The aim of our study was to identify predictive factors for acute esophagitis in the non-curative setting. We reviewed the treatment planning and clinical data, and decided to dichotomize esophagitis (yes/no), because its overall incidence was limited and few patients developed grade 3 toxicity, meaning that the statistical power of separate analyses for grade 2 or 3 would have been very limited. The grading was based on retrospective chart review, a limitation which is shared with many previous studies, which might lead to underestimated rates of mild toxicity. Prospective assessment, as done in the CONRAD study, would have provided more detailed information about the patients’ nutrition status and symptom burden. Because almost all treatments employed 2.8 – 3.0 per fraction, we did not convert doses to biologically equivalent doses, such as EQD2.
In line with previous research, we found associations between several dosimetric factors and risk of esophagitis.
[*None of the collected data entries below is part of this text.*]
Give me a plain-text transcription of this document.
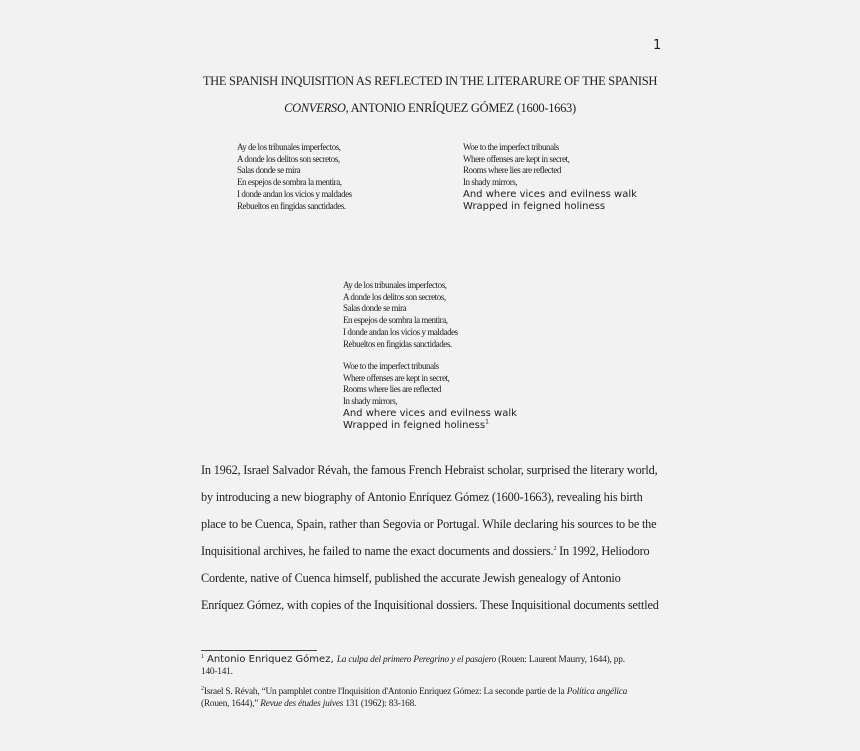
1
THE SPANISH INQUISITION AS REFLECTED IN THE LITERARURE OF THE SPANISH
CONVERSO, ANTONIO ENRÍQUEZ GÓMEZ (1600-1663)
Ay de los tribunales imperfectos,
A donde los delitos son secretos,
Salas donde se mira
En espejos de sombra la mentira,
I donde andan los vicios y maldades
Rebueltos en fingidas sanctidades.
Woe to the imperfect tribunals
Where offenses are kept in secret,
Rooms where lies are reflected
In shady mirrors,
And where vices and evilness walk
Wrapped in feigned holiness
Ay de los tribunales imperfectos,
A donde los delitos son secretos,
Salas donde se mira
En espejos de sombra la mentira,
I donde andan los vicios y maldades
Rebueltos en fingidas sanctidades.
Woe to the imperfect tribunals
Where offenses are kept in secret,
Rooms where lies are reflected
In shady mirrors,
And where vices and evilness walk
Wrapped in feigned holiness$^1$
In 1962, Israel Salvador Révah, the famous French Hebraist scholar, surprised the literary world,
by introducing a new biography of Antonio Enríquez Gómez (1600-1663), revealing his birth
place to be Cuenca, Spain, rather than Segovia or Portugal. While declaring his sources to be the
Inquisitional archives, he failed to name the exact documents and dossiers.$^2$ In 1992, Heliodoro
Cordente, native of Cuenca himself, published the accurate Jewish genealogy of Antonio
Enríquez Gómez, with copies of the Inquisitional dossiers. These Inquisitional documents settled
$^1$ Antonio Enriquez Gómez, La culpa del primero Peregrino y el pasajero (Rouen: Laurent Maurry, 1644), pp.
140-141.
$^2$Israel S. Révah, “Un pamphlet contre l'Inquisition d'Antonio Enriquez Gómez: La seconde partie de la Política angélica
(Rouen, 1644),” Revue des études juives 131 (1962): 83-168.
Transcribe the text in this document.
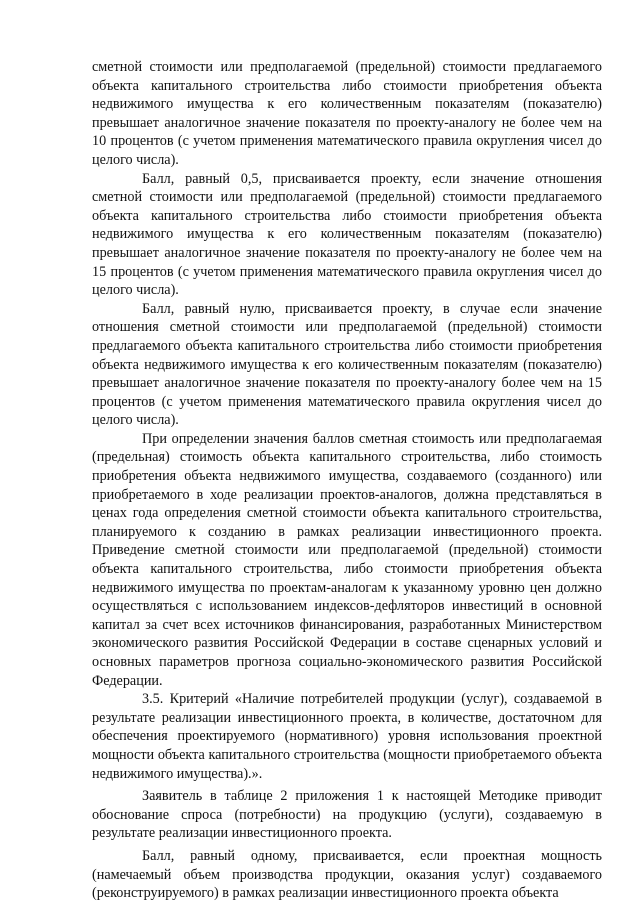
сметной стоимости или предполагаемой (предельной) стоимости предлагаемого объекта капитального строительства либо стоимости приобретения объекта недвижимого имущества к его количественным показателям (показателю) превышает аналогичное значение показателя по проекту-аналогу не более чем на 10 процентов (с учетом применения математического правила округления чисел до целого числа).

Балл, равный 0,5, присваивается проекту, если значение отношения сметной стоимости или предполагаемой (предельной) стоимости предлагаемого объекта капитального строительства либо стоимости приобретения объекта недвижимого имущества к его количественным показателям (показателю) превышает аналогичное значение показателя по проекту-аналогу не более чем на 15 процентов (с учетом применения математического правила округления чисел до целого числа).

Балл, равный нулю, присваивается проекту, в случае если значение отношения сметной стоимости или предполагаемой (предельной) стоимости предлагаемого объекта капитального строительства либо стоимости приобретения объекта недвижимого имущества к его количественным показателям (показателю) превышает аналогичное значение показателя по проекту-аналогу более чем на 15 процентов (с учетом применения математического правила округления чисел до целого числа).

При определении значения баллов сметная стоимость или предполагаемая (предельная) стоимость объекта капитального строительства, либо стоимость приобретения объекта недвижимого имущества, создаваемого (созданного) или приобретаемого в ходе реализации проектов-аналогов, должна представляться в ценах года определения сметной стоимости объекта капитального строительства, планируемого к созданию в рамках реализации инвестиционного проекта. Приведение сметной стоимости или предполагаемой (предельной) стоимости объекта капитального строительства, либо стоимости приобретения объекта недвижимого имущества по проектам-аналогам к указанному уровню цен должно осуществляться с использованием индексов-дефляторов инвестиций в основной капитал за счет всех источников финансирования, разработанных Министерством экономического развития Российской Федерации в составе сценарных условий и основных параметров прогноза социально-экономического развития Российской Федерации.

3.5. Критерий «Наличие потребителей продукции (услуг), создаваемой в результате реализации инвестиционного проекта, в количестве, достаточном для обеспечения проектируемого (нормативного) уровня использования проектной мощности объекта капитального строительства (мощности приобретаемого объекта недвижимого имущества).».

Заявитель в таблице 2 приложения 1 к настоящей Методике приводит обоснование спроса (потребности) на продукцию (услуги), создаваемую в результате реализации инвестиционного проекта.

Балл, равный одному, присваивается, если проектная мощность (намечаемый объем производства продукции, оказания услуг) создаваемого (реконструируемого) в рамках реализации инвестиционного проекта объекта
The most important of these risk factors was maximum dose to the esophagus. As illustrated in Figure 1, doses lower than 35 Gy are recommended (as low as reasonably achievable without exceeding lung and spinal cord tolerance). However, the presence of N2 and N3 lymph node metastases might complicate sparing of the esophagus, due to anatomical proximity, even if 3-D conformal techniques are replaced by intensity-modulated and/or arc-based approaches [21-24]. In own patients with high Dmax, a reduction of Dmean was associated with lower rates of esophagitis. It is known from previous studies that concomitant chemoradiotherapy increases esophageal toxicity, as also seen in our analysis. Unexpectedly, concomitant oral steroids reduced the risk of esophagitis. Unless confirmed in a prospective trial, one has to consider the influence of confounding factors and possible interactions between steroid use and lack of chemotherapy or prescription of lower doses of radiotherapy. Given that many of our patients had stage IV NSCLC it appears possible that other concomitant medications were used, e.g. analgetics, which were not captured in this study. Baseline use of analgetics would probably mask the symptoms from mild esophagitis, especially if not evaluated with prospectively administered patient questionnaires.
A recent single arm trial (ICORG 06-34) studied 3-D conformal radiotherapy to reduce the toxicity of palliative lung irradiation . Fractionation regimens included 39 Gy in 13 fractions, 20 Gy in 5 fractions, and 17 Gy in 2 fractions. The primary endpoint was the occurrence of grade 3 or higher esophagitis (CTCAE v4.02). The mean dose to the irradiated esophagus, defined as one centimeter above and below the PTV, should be ≤30% of the reference point dose, unless the PTV was extending into the esophagus. Overall, 30 patients could be analyzed (22 treated with 20 Gy, 12 with 39 Gy, 1 with 17 Gy). For the 39 Gy regimen Dmax was 23-42 Gy (mean 38 Gy), while the mean dose to the irradiated esophagus was as intended (mean 23 Gy). No grade 3 esophagitis was recorded. Grade 2 toxicity did not exceed 11% either. Due to contouring difference (irradiated vs. whole esophagus) and study design (prospective vs. retrospective) these data are difficult to compare to ours. Nevertheless, both studies suggest that efforts to spare the esophagus should be pursued. In the future, larger databases should be established in order to develop more advanced prediction models. As a consequence of Figure 1, our current treatment planning strategy is to limit Dmax to the esophagus, e.g. by accepting a PTV coverage of <95% at the intersection with the esophagus. If a high Dmax is unavoidable, we try to reduce Dmean.